Conflicts and choice of law questions arising from marriage recognition are more multidimensional today than ever before. Traditionally, these conflicts arose because one jurisdiction allowed marriage between two individuals while another prohibited such a marriage. This was the model in the consanguineous, polygamous, and interracial marriage contexts. It has also been the primary model for analyzing conflicts that arise in the context of same-sex relationships. In a forthcoming article, Resolving Interstate Conflicts Arising from Interstate Non-Marriage, I challenge this model, and suggest that the emergence of marriage-like and marriage-lite alternatives(i.e., civil unions, domestic partnerships, reciprocal benefits arrangements, etc.) for same-sex couples complicates and requires additional nuance in our conflicts analysis. The article also suggests that different jurisdictions with different recognition regimes for these kinds of non-marriage relationships ought to resolve such conflicts differently--even if they apply the very same conflicts methodology.

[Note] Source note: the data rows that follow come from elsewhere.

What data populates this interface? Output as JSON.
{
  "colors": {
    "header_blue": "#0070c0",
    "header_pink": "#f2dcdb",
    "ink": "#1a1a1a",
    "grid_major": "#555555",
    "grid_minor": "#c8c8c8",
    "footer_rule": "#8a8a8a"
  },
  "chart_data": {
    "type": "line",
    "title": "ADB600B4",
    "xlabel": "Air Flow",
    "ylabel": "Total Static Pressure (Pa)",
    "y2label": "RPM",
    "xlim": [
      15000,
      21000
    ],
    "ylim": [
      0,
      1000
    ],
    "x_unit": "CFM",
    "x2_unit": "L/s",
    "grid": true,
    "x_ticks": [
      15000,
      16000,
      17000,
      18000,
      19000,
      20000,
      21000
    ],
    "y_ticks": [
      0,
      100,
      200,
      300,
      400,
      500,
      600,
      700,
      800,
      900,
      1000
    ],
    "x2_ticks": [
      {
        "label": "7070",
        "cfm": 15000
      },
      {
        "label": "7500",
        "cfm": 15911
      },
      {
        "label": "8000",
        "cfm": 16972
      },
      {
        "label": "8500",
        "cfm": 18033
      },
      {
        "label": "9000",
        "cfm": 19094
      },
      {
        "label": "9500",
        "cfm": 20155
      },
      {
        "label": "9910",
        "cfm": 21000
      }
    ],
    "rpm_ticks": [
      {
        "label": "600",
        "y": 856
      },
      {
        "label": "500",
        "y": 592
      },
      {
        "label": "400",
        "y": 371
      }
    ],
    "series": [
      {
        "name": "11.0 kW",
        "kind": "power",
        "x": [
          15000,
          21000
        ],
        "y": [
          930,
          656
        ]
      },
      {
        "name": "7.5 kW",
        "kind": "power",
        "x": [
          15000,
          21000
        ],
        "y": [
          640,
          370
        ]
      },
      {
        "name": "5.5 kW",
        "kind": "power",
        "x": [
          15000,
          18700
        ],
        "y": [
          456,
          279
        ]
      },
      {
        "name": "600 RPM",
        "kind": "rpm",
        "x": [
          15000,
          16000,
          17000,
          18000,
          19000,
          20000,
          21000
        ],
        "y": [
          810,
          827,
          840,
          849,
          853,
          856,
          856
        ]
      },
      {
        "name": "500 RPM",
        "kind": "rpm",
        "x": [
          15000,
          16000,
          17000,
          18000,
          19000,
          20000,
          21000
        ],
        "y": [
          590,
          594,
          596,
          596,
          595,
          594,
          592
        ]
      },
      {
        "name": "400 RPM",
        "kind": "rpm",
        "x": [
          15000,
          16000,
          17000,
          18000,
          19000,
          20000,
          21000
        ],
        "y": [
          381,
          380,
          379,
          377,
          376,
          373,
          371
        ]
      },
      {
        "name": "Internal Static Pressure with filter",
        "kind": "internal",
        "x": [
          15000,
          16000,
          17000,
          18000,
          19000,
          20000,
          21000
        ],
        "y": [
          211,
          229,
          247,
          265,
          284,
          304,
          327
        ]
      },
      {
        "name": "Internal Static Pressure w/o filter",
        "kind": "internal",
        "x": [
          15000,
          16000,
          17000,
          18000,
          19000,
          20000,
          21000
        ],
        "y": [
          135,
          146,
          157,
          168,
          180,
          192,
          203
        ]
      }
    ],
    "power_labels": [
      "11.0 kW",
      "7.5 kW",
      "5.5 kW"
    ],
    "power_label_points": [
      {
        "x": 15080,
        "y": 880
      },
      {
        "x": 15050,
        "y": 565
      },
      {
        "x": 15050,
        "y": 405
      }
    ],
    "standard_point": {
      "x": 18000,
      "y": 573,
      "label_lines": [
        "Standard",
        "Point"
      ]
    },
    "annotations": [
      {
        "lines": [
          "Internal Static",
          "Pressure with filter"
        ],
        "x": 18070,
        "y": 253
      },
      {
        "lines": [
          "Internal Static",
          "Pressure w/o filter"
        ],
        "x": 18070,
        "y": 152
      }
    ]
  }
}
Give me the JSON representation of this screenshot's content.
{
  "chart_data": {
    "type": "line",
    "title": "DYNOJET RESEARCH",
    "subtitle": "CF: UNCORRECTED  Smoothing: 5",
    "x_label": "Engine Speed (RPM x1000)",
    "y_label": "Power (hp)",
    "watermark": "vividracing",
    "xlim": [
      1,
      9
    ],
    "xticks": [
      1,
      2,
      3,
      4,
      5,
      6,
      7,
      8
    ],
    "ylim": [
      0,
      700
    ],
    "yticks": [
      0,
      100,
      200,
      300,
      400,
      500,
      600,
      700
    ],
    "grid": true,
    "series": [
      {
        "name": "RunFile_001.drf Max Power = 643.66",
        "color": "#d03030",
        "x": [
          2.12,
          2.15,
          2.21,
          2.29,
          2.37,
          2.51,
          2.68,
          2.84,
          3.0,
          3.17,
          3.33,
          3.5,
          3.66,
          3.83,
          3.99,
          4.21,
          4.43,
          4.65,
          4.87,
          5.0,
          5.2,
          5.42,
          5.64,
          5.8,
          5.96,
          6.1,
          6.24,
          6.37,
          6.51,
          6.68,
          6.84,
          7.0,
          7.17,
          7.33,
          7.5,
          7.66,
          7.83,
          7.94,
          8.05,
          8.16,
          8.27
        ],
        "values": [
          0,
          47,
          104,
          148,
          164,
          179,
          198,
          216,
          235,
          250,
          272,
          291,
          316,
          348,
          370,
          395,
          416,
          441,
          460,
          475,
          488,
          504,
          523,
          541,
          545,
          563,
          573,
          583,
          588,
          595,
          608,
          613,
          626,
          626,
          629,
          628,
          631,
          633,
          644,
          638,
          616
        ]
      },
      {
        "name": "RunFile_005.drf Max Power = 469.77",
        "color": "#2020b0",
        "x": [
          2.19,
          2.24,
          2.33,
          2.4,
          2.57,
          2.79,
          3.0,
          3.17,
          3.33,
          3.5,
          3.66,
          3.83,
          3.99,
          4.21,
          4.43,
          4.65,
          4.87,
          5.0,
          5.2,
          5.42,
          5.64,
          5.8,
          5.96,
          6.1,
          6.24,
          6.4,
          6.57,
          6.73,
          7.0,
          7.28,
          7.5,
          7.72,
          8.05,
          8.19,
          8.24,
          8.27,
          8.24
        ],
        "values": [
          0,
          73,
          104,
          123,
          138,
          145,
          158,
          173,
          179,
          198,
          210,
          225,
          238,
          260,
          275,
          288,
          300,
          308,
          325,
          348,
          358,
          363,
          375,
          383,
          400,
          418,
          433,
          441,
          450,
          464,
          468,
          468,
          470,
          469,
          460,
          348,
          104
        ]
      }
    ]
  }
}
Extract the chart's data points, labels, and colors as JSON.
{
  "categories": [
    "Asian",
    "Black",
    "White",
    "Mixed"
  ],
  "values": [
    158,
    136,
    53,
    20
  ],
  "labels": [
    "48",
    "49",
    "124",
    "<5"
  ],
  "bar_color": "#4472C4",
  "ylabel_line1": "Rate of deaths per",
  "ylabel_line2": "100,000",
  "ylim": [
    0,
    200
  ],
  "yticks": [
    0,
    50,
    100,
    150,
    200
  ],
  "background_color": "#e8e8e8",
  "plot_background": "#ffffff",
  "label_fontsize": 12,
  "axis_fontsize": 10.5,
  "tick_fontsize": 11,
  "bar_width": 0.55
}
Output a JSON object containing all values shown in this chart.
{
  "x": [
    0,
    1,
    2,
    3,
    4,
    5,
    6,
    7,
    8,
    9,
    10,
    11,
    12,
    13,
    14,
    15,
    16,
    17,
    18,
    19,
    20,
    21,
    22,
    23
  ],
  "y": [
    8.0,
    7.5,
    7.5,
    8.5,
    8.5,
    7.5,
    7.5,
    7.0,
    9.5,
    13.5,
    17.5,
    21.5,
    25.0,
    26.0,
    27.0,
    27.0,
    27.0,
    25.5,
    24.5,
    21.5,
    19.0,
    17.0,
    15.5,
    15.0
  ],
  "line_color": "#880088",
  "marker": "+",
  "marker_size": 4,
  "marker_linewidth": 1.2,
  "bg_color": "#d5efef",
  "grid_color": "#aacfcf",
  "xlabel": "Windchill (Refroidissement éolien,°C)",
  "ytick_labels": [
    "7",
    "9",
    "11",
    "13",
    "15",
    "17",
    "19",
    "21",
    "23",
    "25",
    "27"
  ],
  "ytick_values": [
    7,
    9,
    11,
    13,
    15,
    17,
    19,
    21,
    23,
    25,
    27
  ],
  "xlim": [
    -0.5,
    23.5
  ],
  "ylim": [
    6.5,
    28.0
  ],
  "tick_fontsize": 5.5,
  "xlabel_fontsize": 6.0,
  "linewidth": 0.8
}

This Essay intends to complement Resolving Interstate Conflicts in two ways. First, it further explores my claim that the introduction of marriage alternative schemes adds dimensions to the conflicts analysis. Second, much more broadly, and likely more controversially, it considers whether same-sex marriage advocates should pursue conflicts-based arguments as a basis for expanding marriage recognition in states that do not currently recognize same-sex marriage. I believe the answer may be no-despite, and in part, because of my unhesitating support for same-sex marriage. In other words, I suggest that advocates for same-sex marriage should forgo some arguments that, if successful, could help them expand recognition of same-sex marriage.